Power Window Auto-Up
This is a mod for 2000 and up Toyota Celicas with power windows. In North America, the Driver (left) side only has an auto-down feature but not auto-up. I wouldn't be surprised if the switch mechanism is common to other Toyota vehicles - Camry, Corolla... someone else will have to check that out.
Victor recently posted a great article on his Celica Garage site describing an easy way to get your drivers side power window to "auto-up" as well as auto-down.
I loved the idea, but didn't really want to have an extra switch stuck to the console. Taking a look inside the guts of the switch unit, I noticed that the silicone rubber piece above the circuit board contained extra contact "pucks" for pads that dont exist on the North American version of the switch. hmmmm...
I pondered the problem a few days, then came up with this...
Remove the switch unit and open it up.
Note the marks I added where the other contact pads would be.
Next, solder two fine wires about 5 cm long to the points shown. Thanks to Victor's article for this part, I wouldn't have figured the circuit out alone. The Sticky Bit
Now fold the wires back and lay on top of the board. Be careful to route them out of the way of the other contact points.
Once you have the wires routed, secure them in place with a few drops of superglue. Careful here... this part can be messy if a wire moves before the glue sets. The glue I used seems to dissolve the black coating of one of the contacts. Maybe hot-melt glue would be better? Making a new Pad
Now you need to make a new contact pad using conductive paint.

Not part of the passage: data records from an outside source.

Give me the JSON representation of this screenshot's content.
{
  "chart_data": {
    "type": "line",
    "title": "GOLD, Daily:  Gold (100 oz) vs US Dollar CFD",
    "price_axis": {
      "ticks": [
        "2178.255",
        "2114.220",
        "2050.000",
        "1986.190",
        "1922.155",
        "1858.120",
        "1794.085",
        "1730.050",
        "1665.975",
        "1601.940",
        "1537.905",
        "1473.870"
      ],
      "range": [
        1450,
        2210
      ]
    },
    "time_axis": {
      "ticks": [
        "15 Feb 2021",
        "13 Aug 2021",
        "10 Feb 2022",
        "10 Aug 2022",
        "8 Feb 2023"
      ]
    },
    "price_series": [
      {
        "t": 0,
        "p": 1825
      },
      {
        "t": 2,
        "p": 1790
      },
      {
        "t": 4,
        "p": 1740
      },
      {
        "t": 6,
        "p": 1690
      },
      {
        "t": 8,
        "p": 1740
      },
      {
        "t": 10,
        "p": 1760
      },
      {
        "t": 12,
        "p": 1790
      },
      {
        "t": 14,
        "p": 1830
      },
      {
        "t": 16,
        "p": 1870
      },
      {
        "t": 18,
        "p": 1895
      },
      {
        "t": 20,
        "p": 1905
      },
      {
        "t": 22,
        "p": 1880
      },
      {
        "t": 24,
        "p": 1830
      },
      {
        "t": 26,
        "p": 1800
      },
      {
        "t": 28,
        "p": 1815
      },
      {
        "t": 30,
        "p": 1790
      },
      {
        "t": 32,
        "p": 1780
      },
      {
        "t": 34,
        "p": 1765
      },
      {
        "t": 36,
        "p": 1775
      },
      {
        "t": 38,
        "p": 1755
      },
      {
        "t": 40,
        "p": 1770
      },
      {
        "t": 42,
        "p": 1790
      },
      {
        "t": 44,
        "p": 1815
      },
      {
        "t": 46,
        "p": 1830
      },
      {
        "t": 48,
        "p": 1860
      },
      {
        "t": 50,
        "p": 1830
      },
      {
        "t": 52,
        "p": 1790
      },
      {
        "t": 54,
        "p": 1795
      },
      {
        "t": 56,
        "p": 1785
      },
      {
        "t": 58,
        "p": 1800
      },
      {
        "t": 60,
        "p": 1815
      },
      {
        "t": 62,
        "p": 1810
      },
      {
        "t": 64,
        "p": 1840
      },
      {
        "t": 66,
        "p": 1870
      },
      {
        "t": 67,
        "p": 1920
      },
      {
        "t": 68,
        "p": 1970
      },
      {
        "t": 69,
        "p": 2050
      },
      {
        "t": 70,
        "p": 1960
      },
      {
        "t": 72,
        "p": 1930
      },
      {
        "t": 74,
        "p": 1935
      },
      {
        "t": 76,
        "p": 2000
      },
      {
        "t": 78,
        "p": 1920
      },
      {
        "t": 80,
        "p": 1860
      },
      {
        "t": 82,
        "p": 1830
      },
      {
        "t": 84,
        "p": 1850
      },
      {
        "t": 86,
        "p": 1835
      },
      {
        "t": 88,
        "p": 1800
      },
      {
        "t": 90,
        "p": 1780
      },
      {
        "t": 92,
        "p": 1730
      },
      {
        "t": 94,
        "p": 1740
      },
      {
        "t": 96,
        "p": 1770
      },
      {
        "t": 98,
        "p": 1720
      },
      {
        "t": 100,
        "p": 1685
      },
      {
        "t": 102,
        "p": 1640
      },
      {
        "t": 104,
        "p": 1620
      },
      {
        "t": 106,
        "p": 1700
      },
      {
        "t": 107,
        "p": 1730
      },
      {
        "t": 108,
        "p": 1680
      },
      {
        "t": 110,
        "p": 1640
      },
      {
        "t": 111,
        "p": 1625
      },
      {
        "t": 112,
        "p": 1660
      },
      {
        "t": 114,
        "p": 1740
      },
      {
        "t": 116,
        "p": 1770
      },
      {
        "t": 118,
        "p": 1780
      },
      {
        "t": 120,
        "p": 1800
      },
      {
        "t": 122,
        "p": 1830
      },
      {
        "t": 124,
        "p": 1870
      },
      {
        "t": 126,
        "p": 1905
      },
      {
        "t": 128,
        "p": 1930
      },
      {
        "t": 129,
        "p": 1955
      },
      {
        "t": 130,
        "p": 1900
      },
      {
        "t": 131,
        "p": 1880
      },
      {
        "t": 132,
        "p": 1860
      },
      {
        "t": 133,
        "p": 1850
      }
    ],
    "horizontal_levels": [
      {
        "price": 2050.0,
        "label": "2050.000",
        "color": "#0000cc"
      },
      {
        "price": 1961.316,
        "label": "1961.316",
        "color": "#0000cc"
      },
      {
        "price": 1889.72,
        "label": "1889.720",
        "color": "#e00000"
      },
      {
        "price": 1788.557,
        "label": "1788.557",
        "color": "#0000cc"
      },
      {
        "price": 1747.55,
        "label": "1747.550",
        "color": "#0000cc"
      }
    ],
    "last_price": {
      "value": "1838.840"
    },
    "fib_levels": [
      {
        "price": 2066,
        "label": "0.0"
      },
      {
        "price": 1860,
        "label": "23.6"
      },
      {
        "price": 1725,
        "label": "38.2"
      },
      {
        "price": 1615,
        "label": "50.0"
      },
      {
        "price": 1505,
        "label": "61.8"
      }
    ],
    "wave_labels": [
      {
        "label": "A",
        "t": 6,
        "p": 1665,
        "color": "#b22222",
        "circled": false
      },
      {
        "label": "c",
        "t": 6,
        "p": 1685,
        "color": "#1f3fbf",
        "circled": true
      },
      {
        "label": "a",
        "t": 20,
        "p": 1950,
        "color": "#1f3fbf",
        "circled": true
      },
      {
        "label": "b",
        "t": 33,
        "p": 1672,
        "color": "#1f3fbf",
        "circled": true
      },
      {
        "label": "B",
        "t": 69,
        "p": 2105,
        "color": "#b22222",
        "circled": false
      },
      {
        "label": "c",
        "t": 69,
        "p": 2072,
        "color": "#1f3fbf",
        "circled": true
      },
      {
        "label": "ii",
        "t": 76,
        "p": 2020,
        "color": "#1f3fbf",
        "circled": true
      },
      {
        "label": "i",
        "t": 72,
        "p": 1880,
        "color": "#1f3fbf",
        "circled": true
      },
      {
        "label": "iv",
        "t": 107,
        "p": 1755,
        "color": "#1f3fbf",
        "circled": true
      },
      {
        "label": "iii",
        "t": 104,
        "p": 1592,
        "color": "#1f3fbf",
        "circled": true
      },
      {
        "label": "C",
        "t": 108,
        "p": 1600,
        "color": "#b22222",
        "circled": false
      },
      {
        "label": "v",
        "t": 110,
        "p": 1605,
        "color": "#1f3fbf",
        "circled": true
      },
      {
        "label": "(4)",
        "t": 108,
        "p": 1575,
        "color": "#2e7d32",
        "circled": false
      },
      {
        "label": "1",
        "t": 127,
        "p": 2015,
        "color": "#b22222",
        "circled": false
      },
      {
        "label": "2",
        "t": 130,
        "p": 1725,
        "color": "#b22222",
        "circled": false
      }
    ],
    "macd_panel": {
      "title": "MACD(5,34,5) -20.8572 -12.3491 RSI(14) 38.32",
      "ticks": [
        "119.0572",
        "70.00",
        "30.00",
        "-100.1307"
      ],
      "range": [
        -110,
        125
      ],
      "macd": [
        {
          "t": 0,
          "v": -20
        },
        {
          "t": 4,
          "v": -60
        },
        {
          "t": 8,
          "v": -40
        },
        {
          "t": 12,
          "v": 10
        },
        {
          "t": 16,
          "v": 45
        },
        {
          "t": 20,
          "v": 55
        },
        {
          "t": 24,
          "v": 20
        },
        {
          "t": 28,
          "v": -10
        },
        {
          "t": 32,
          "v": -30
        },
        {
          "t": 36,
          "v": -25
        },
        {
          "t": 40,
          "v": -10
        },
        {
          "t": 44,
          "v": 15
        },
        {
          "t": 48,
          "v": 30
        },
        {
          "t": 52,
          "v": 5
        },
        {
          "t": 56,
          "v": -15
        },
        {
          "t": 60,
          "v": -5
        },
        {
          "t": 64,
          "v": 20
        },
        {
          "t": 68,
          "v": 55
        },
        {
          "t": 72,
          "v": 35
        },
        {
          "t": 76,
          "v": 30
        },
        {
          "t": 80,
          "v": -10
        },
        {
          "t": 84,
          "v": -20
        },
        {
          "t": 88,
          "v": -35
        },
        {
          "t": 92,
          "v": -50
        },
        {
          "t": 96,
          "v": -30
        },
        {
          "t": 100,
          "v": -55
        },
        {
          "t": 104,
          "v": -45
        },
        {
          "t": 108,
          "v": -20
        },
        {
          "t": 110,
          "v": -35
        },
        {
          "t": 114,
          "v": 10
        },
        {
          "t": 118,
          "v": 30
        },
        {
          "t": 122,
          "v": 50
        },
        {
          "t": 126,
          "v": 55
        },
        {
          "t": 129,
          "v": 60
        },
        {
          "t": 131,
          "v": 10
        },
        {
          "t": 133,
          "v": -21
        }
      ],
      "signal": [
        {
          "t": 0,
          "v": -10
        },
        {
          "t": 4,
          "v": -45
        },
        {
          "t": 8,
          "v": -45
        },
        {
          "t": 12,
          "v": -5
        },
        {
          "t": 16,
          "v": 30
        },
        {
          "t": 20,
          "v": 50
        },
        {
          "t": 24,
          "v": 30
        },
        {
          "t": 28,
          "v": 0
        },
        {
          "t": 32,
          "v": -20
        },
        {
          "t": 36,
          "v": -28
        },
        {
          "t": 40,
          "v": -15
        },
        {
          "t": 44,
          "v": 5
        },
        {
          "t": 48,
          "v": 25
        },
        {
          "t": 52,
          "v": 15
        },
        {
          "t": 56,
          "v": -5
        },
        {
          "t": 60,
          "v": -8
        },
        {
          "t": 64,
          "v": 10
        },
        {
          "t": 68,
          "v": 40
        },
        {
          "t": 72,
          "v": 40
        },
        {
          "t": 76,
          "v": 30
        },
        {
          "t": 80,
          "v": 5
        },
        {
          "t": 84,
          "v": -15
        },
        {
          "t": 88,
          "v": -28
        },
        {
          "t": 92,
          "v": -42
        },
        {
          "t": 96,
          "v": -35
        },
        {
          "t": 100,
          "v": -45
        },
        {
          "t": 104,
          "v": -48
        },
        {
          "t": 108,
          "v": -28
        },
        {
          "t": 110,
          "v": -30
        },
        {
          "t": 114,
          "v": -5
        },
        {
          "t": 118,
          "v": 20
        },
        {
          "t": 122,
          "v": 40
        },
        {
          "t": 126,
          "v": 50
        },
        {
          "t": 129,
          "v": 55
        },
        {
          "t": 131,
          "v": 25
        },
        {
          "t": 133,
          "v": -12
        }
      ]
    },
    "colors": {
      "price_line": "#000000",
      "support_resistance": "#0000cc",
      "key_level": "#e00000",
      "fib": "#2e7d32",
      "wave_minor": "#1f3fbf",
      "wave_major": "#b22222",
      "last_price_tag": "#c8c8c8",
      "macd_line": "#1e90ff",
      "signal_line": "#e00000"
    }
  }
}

As you can see, you don't have to be particularly neat, as long as you don't let the two patches touch. Use the paint to draw lines up to the ends of the wires and complete the connection. My excuse for the messy job? trying to do fine work after drinking a couple of cups of coffee... drink a beer instead for steadier hands
And here's the magical conductive paint I was talking about. Rear window defogger repair paint. Pick it up at Canadian Tire - it's a bit pricey but hey, now you've got it in case you ever need to actually repair your rear window defogger. It's also handy for unlocking the L1 bridges on your Athlon CPU Ready to Rock !

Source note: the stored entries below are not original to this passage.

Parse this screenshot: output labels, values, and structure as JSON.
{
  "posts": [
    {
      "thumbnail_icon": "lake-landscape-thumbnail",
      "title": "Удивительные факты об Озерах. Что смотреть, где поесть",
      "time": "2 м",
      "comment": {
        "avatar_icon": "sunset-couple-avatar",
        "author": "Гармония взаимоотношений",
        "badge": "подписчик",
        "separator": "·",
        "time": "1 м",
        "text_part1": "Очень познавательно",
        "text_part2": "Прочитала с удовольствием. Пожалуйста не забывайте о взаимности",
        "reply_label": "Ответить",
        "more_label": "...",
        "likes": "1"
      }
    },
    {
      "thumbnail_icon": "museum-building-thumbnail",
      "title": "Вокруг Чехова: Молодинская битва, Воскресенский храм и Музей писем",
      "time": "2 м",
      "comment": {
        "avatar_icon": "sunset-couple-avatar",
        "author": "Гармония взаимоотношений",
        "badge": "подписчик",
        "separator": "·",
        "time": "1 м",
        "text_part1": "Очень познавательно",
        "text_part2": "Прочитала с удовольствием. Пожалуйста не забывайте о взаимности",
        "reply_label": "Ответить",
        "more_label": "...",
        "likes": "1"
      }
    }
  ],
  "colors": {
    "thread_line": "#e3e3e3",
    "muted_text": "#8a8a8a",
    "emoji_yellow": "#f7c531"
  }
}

You might think (as I did at first) that you could just slap everything back together and you'd be good to go. After all, Toyota thoughtfully provided extra contact pucks in the switch membrane already...
Not so fast sonny! Pull out the white silicon rubber sheet from the switch shell and you'll notice that a few parts are missing.
Dirty trick #1 Dirty Trick #2
Not only are the plungers missing from the unused contacts, but there aren't even any holes for them!
Well, I wasn't about to let that stop me... On With the Show
Remove the cover and flip the switch shell over, then you can carefully pry the toggle off.
You can see four holes under where the toggle was, two at the front and two at the back. One of these holes does not go through... but not for long Making a new Plunger
I found a nail with a large head about the same diameter as the plungers. You'll want to figure out what you can use as a plunger before you drill out the blocked hole because the sizes should match pretty closely. Select a drill size so that your plunger slides freely but does not wobble.
Here's my new plunger trimmed to length.
I ended up using a 3/32" drill and wrapping the nail with tape for a good fit. A 1/8" drill is larger than the stock holes, I think they must be 3 mm. Dirty Trick #3
Scroll back up a couple of pictures and look closely on the switch shell where the toggle was. The "shoulders" of the mounting block have little tabs that prevent the toggle from rocking back far enough to push the plungers far enough for the smaller (auto) contact puck to touch the board.
Convoluted sentence there... well you'll understand if you play with the assembly a bit. When you push the auto-down switch, you feel a second click and the switch moves a bit farther. This is because the little black pucks embedded in the silicone are farther away from the surface. You have to push farther for these pucks to make contact, meanwhile the main contacts are already touching but since they're all mounted in the silicone, it squishes and with a little more force flexes enough for the second puck to make contact.
Anyways, back to the show...
Nail clippers made short work of those tabs, and now the toggle will rock backwards just a little farther. Unfortunately, because of the way the toggle is shaped, you can't feel a distinct click with the auto-up as you can with the auto-down, but you do have to pull it farther so you can still jog the window up by lifting lightly.
And that's it! slap everything back together the same way it came apart and you're done.
NOTES: You may also be interested to know that European spec Celicas have auto up and down window switches on the drivers side - the switches look identical to the ones in the above photos. 2002 UK Celica which has the auto power up switch where US-SPEC passenger switches would be - If you combine a LHD mainland Europe switch with a RHD UK switch then you should have auto power up and down on both sides?